The festival organisers issued a statement saying the 25th annual festival had been put on hold after the 2018 event was ruined by criminals targeting attendees.
The 2019 event would have taken place from August 8-10 this year, but the organisers have decided that the cost of increasing security would have made ticket prices too expensive.
"This was a very big decision for us," said Theresho Selesho, CEO of Matchbox Live, owners of the festival, on Thursday. "For us to present the 2019 event with the increased security measures that are required to curb this crime, to present a safe and enjoyable festival, the production costs also increase drastically.
"By taking a gap year, we are giving ourselves the breathing room to redesign the festival and bring in the necessary changes without affecting the festivalgoer by increasing ticket prices."
Another service provider, Justin Melamed of Brohemian Pizza, said while this would result in a "small knock" to the business, he understood why the festival was put on hold.
"They had to do what they had to do for safety reasons and, well, there are other festivals," he said.
Tau Masemola, of Braai Guru, said service providers would be willing to help the event organisers to ensure the festival was never cancelled again.
"As service providers, we could have helped because we were unaware of the challenges that they were facing. We no longer see ourselves as service providers but we view ourselves as partners and so we will assist in whatever way we can to see the event continue," he said.
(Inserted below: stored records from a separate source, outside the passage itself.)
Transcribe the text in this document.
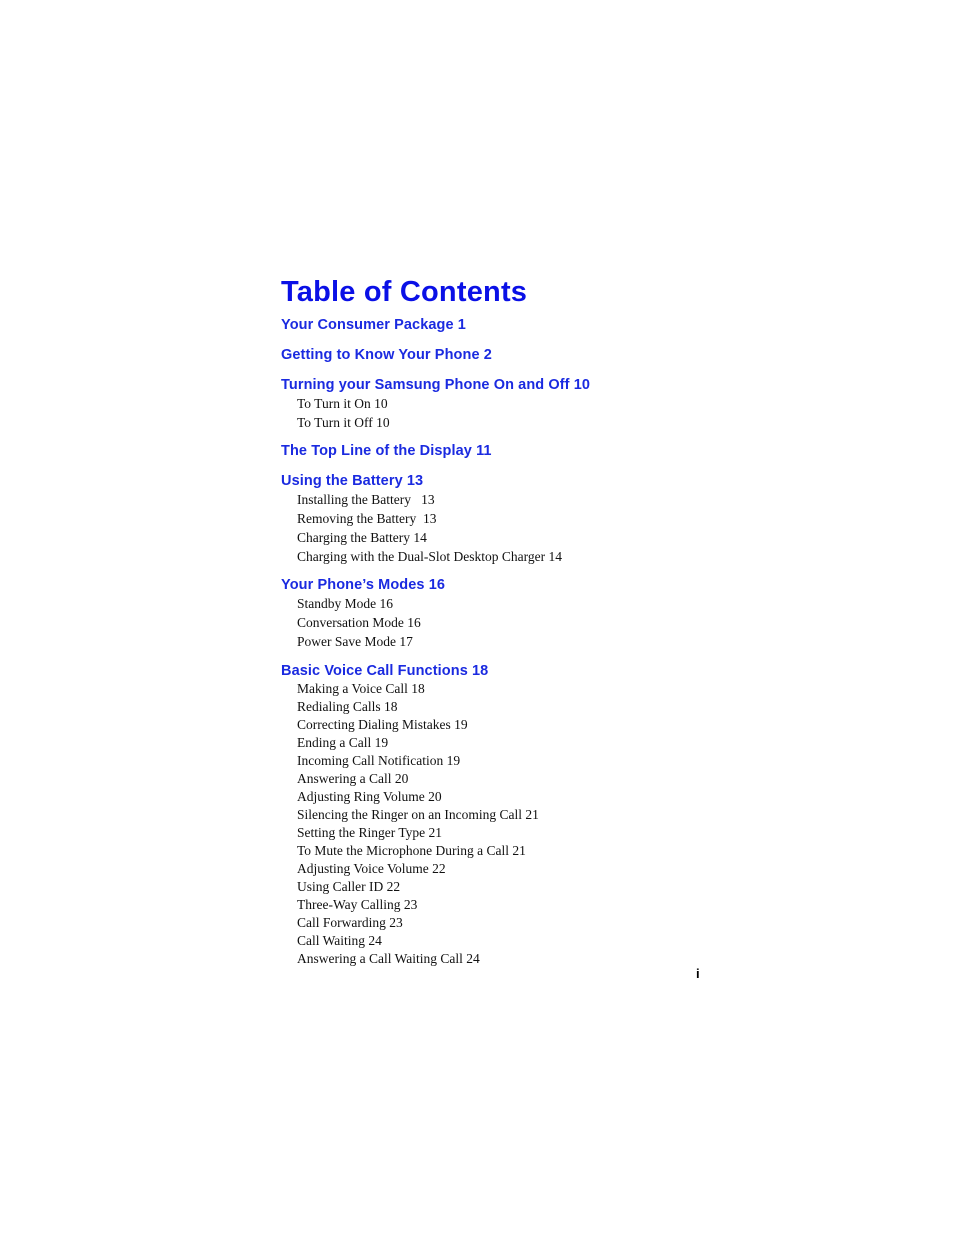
Table of Contents
Your Consumer Package 1
Getting to Know Your Phone 2
Turning your Samsung Phone On and Off 10
To Turn it On 10
To Turn it Off 10
The Top Line of the Display 11
Using the Battery 13
Installing the Battery   13
Removing the Battery  13
Charging the Battery 14
Charging with the Dual-Slot Desktop Charger 14
Your Phone’s Modes 16
Standby Mode 16
Conversation Mode 16
Power Save Mode 17
Basic Voice Call Functions 18
Making a Voice Call 18
Redialing Calls 18
Correcting Dialing Mistakes 19
Ending a Call 19
Incoming Call Notification 19
Answering a Call 20
Adjusting Ring Volume 20
Silencing the Ringer on an Incoming Call 21
Setting the Ringer Type 21
To Mute the Microphone During a Call 21
Adjusting Voice Volume 22
Using Caller ID 22
Three-Way Calling 23
Call Forwarding 23
Call Waiting 24
Answering a Call Waiting Call 24
i
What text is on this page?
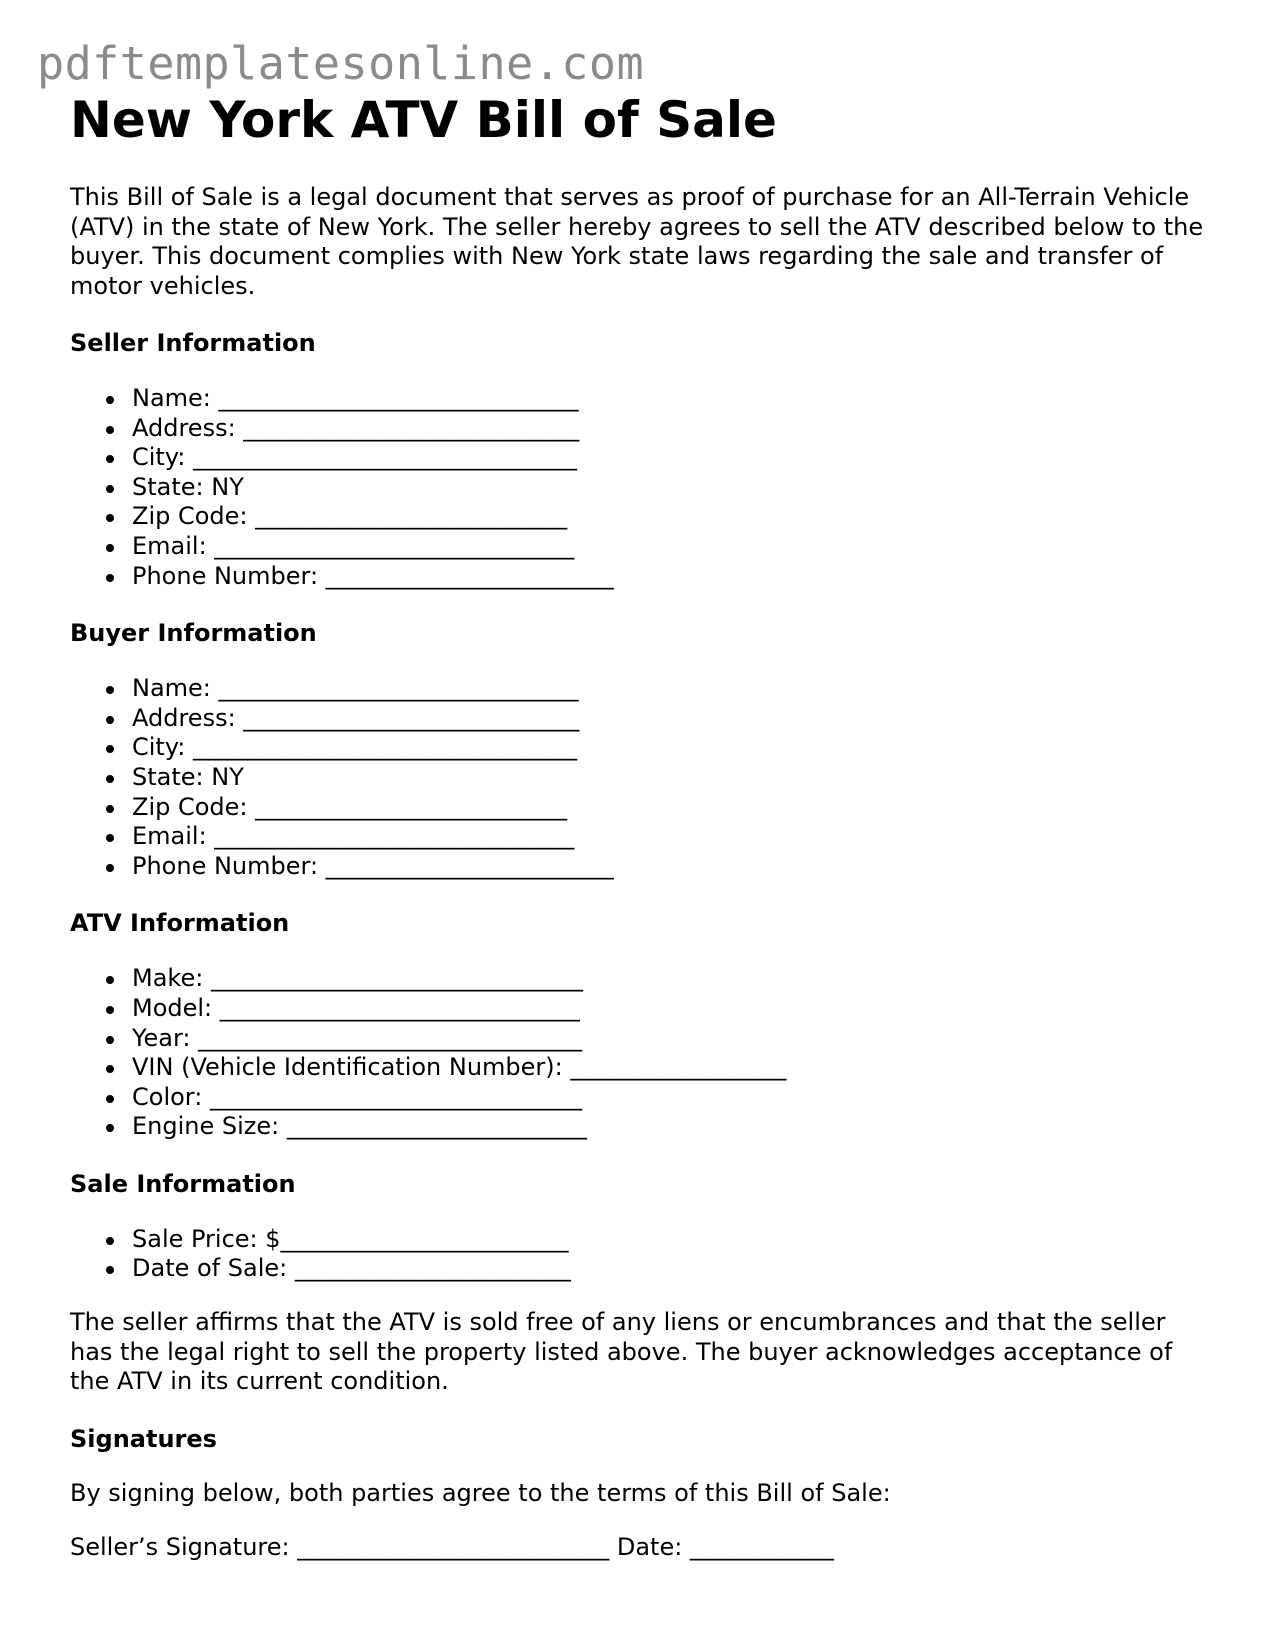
pdftemplatesonline.com
New York ATV Bill of Sale

This Bill of Sale is a legal document that serves as proof of purchase for an All-Terrain Vehicle (ATV) in the state of New York. The seller hereby agrees to sell the ATV described below to the buyer. This document complies with New York state laws regarding the sale and transfer of motor vehicles.

Seller Information
Name: ______________________________
Address: ____________________________
City: ________________________________
State: NY
Zip Code: __________________________
Email: ______________________________
Phone Number: ________________________
Buyer Information
Name: ______________________________
Address: ____________________________
City: ________________________________
State: NY
Zip Code: __________________________
Email: ______________________________
Phone Number: ________________________
ATV Information
Make: _______________________________
Model: ______________________________
Year: ________________________________
VIN (Vehicle Identification Number): __________________
Color: _______________________________
Engine Size: _________________________
Sale Information
Sale Price: $________________________
Date of Sale: _______________________

The seller affirms that the ATV is sold free of any liens or encumbrances and that the seller has the legal right to sell the property listed above. The buyer acknowledges acceptance of the ATV in its current condition.

Signatures

By signing below, both parties agree to the terms of this Bill of Sale:

Seller’s Signature: __________________________ Date: ____________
Masemola said that, after OppiKoppi last year, the organisers had already started to prepare for their return to the festival this year, adding that among their preparations were teambuilding sessions held to ensure that their operations ran smoothly.
Besides the people who worked in preparing the goods, they had designers, promoters and other creatives whom they roped in with the hope of strengthening their brand at the festival this year.
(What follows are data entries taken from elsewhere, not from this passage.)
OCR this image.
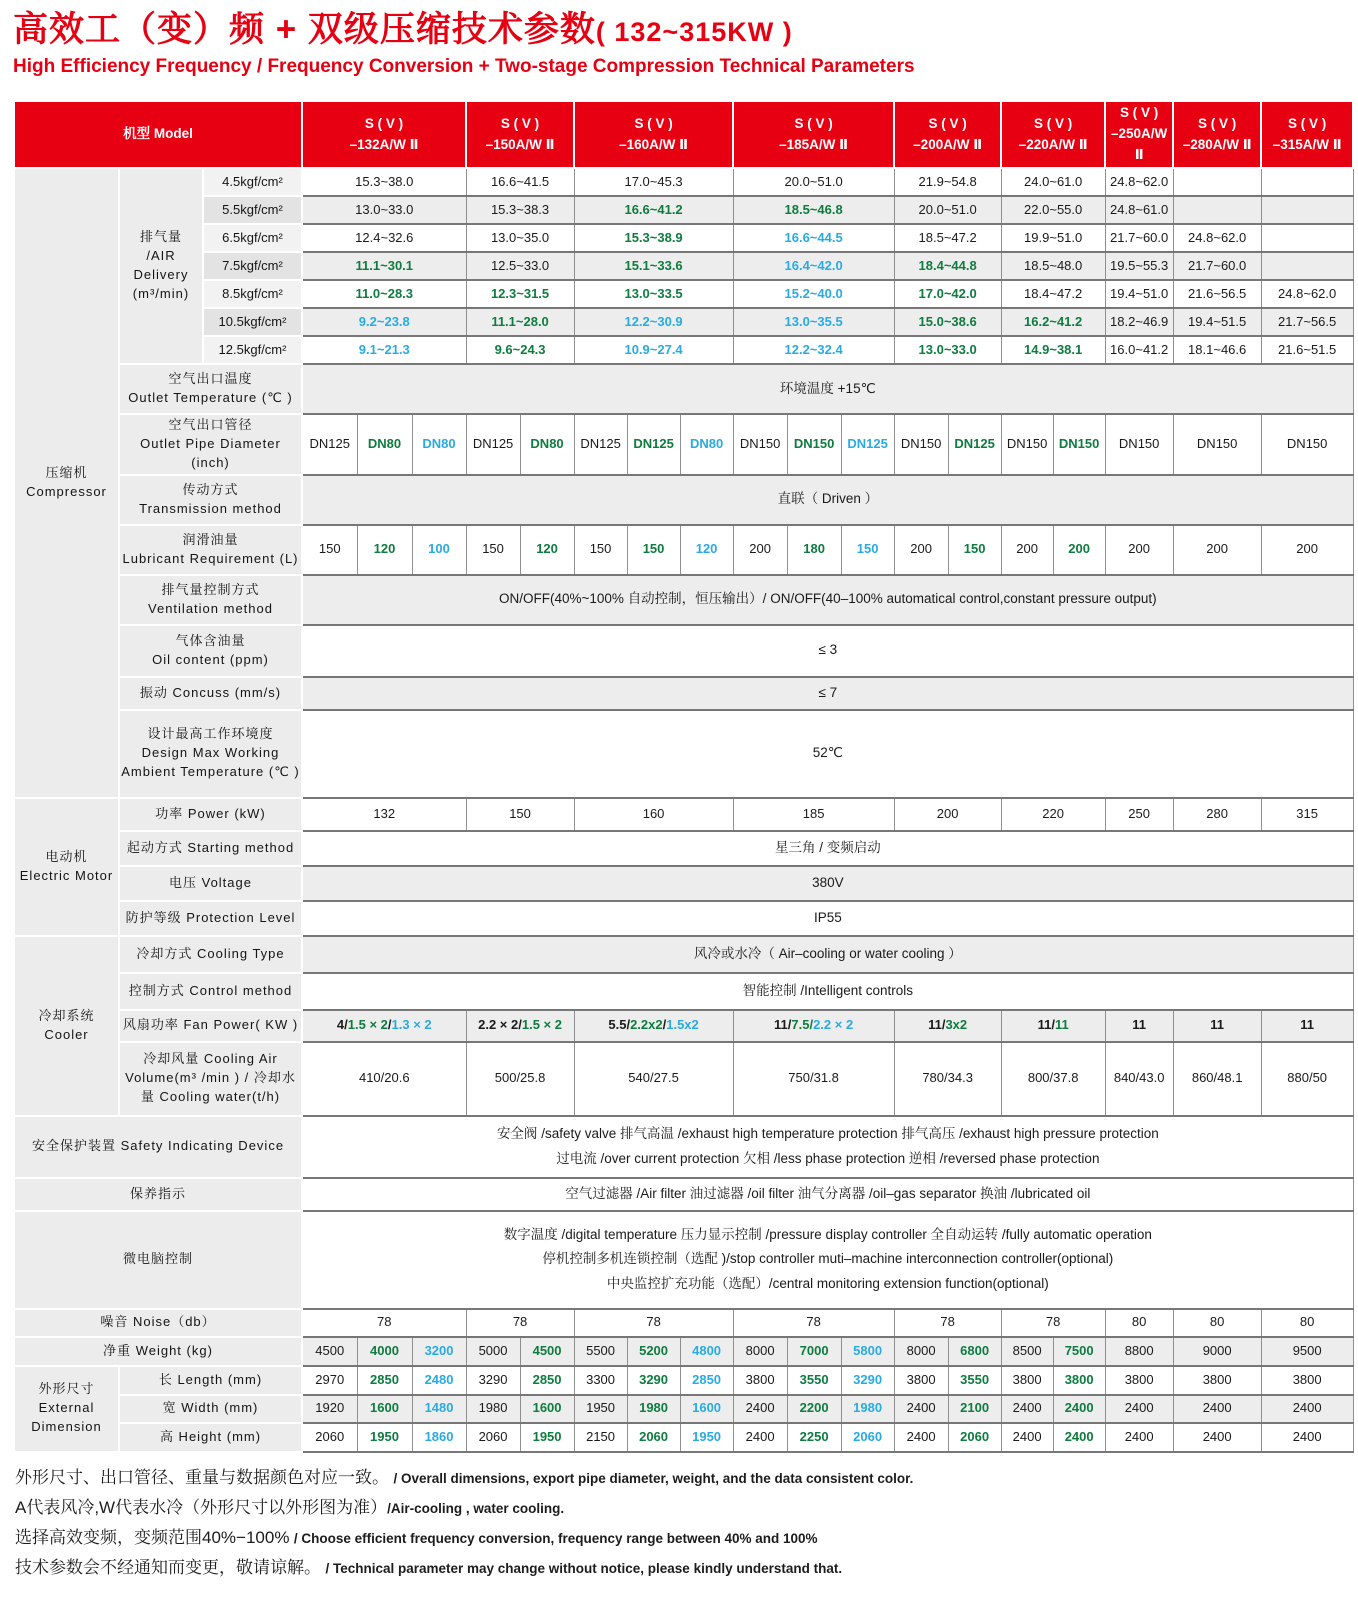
高效工（变）频 + 双级压缩技术参数( 132~315KW )
High Efficiency Frequency / Frequency Conversion + Two-stage Compression Technical Parameters
机型 Model			S ( V )
–132A/W Ⅱ			S ( V )
–150A/W Ⅱ		S ( V )
–160A/W Ⅱ			S ( V )
–185A/W Ⅱ			S ( V )
–200A/W Ⅱ		S ( V )
–220A/W Ⅱ		S ( V )
–250A/W Ⅱ	S ( V )
–280A/W Ⅱ	S ( V )
–315A/W Ⅱ
压缩机
Compressor	排气量
/AIR
Delivery
(m³/min)	4.5kgf/cm²	15.3~38.0			16.6~41.5		17.0~45.3			20.0~51.0			21.9~54.8		24.0~61.0		24.8~62.0		
		5.5kgf/cm²	13.0~33.0			15.3~38.3		16.6~41.2			18.5~46.8			20.0~51.0		22.0~55.0		24.8~61.0		
		6.5kgf/cm²	12.4~32.6			13.0~35.0		15.3~38.9			16.6~44.5			18.5~47.2		19.9~51.0		21.7~60.0	24.8~62.0	
		7.5kgf/cm²	11.1~30.1			12.5~33.0		15.1~33.6			16.4~42.0			18.4~44.8		18.5~48.0		19.5~55.3	21.7~60.0	
		8.5kgf/cm²	11.0~28.3			12.3~31.5		13.0~33.5			15.2~40.0			17.0~42.0		18.4~47.2		19.4~51.0	21.6~56.5	24.8~62.0
		10.5kgf/cm²	9.2~23.8			11.1~28.0		12.2~30.9			13.0~35.5			15.0~38.6		16.2~41.2		18.2~46.9	19.4~51.5	21.7~56.5
		12.5kgf/cm²	9.1~21.3			9.6~24.3		10.9~27.4			12.2~32.4			13.0~33.0		14.9~38.1		16.0~41.2	18.1~46.6	21.6~51.5
	空气出口温度
Outlet Temperature (℃ )		环境温度 +15℃																	

	空气出口管径
Outlet Pipe Diameter (inch)		DN125	DN80	DN80	DN125	DN80	DN125	DN125	DN80	DN150	DN150	DN125	DN150	DN125	DN150	DN150	DN150	DN150	DN150
	传动方式
Transmission method		直联（ Driven ）																	

	润滑油量
Lubricant Requirement (L)		150	120	100	150	120	150	150	120	200	180	150	200	150	200	200	200	200	200
	排气量控制方式
Ventilation method		ON/OFF(40%~100% 自动控制，恒压输出）/ ON/OFF(40–100% automatical control,constant pressure output)																	

	气体含油量
Oil content (ppm)		≤ 3																	

	振动 Concuss (mm/s)		≤ 7																	

	设计最高工作环境度
Design Max Working
Ambient Temperature (℃ )		52℃																	

电动机
Electric Motor	功率 Power (kW)		132			150		160			185			200		220		250	280	315
	起动方式 Starting method		星三角 / 变频启动																	

	电压 Voltage		380V																	

	防护等级 Protection Level		IP55																	

冷却系统
Cooler	冷却方式 Cooling Type		风冷或水冷（ Air–cooling or water cooling ）																	

	控制方式 Control method		智能控制 /Intelligent controls																	

	风扇功率 Fan Power( KW )		4/1.5 × 2/1.3 × 2			2.2 × 2/1.5 × 2		5.5/2.2x2/1.5x2			11/7.5/2.2 × 2			11/3x2		11/11		11	11	11
	冷却风量 Cooling Air
Volume(m³ /min ) / 冷却水
量 Cooling water(t/h)		410/20.6			500/25.8		540/27.5			750/31.8			780/34.3		800/37.8		840/43.0	860/48.1	880/50
安全保护装置 Safety Indicating Device			安全阀 /safety valve 排气高温 /exhaust high temperature protection 排气高压 /exhaust high pressure protection
过电流 /over current protection 欠相 /less phase protection 逆相 /reversed phase protection																	

保养指示			空气过滤器 /Air filter 油过滤器 /oil filter 油气分离器 /oil–gas separator 换油 /lubricated oil																	

微电脑控制			数字温度 /digital temperature 压力显示控制 /pressure display controller 全自动运转 /fully automatic operation
停机控制多机连锁控制（选配 )/stop controller muti–machine interconnection controller(optional)
中央监控扩充功能（选配）/central monitoring extension function(optional)																	

噪音 Noise（db）			78			78		78			78			78		78		80	80	80
净重 Weight (kg)			4500	4000	3200	5000	4500	5500	5200	4800	8000	7000	5800	8000	6800	8500	7500	8800	9000	9500
外形尺寸
External
Dimension	长 Length (mm)		2970	2850	2480	3290	2850	3300	3290	2850	3800	3550	3290	3800	3550	3800	3800	3800	3800	3800
	宽 Width (mm)		1920	1600	1480	1980	1600	1950	1980	1600	2400	2200	1980	2400	2100	2400	2400	2400	2400	2400
	高 Height (mm)		2060	1950	1860	2060	1950	2150	2060	1950	2400	2250	2060	2400	2060	2400	2400	2400	2400	2400
外形尺寸、出口管径、重量与数据颜色对应一致。 / Overall dimensions, export pipe diameter, weight, and the data consistent color.
A代表风冷,W代表水冷（外形尺寸以外形图为准）/Air-cooling , water cooling.
选择高效变频，变频范围40%−100% / Choose efficient frequency conversion, frequency range between 40% and 100%
技术参数会不经通知而变更，敬请谅解。 / Technical parameter may change without notice, please kindly understand that.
The police must come and play their part because this is not just something small.Tau Masemola of Braai Guru
For Braai Guru, attending the festival was not just about the immediate financial gain but they had used it as a "springboard" to get access to international festivals.
They had hoped to take their business to a festival in the Netherlands in 2020.
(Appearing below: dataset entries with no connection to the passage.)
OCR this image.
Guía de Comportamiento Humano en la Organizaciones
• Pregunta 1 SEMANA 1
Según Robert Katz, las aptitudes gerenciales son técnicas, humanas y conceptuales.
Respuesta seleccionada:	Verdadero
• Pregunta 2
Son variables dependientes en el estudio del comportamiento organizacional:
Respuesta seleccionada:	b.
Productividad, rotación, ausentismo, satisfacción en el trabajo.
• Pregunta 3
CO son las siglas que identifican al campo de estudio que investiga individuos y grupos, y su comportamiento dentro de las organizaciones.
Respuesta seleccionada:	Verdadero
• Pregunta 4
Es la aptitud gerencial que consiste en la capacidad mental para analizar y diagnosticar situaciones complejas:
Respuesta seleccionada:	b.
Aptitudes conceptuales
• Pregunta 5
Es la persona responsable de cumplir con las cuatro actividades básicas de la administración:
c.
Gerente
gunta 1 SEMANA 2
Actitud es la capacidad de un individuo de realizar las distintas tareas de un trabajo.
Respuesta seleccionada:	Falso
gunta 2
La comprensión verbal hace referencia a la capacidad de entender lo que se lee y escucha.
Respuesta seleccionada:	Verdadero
"So this affects those conversations going forward," Masemola said, adding that they had met their Netherlands contacts and shown what they'd done at OppiKoppi.
"But government must assist. The police must come and play their part because this is not just something small. It moved from being a private event to being an event that affects the economy of the province," he said.
Louw, who takes his business to numerous festivals, said OppiKoppi was not the only festival to be taken off their calendar this year.
At least one other big festival which was to be held in Kyalami next month was also cancelled, reportedly also because of safety concerns.
"But I hope OppiKoppi will be back. In a sad way, it's a show of the times," he said, meaning it was a reflection of what was happening in society.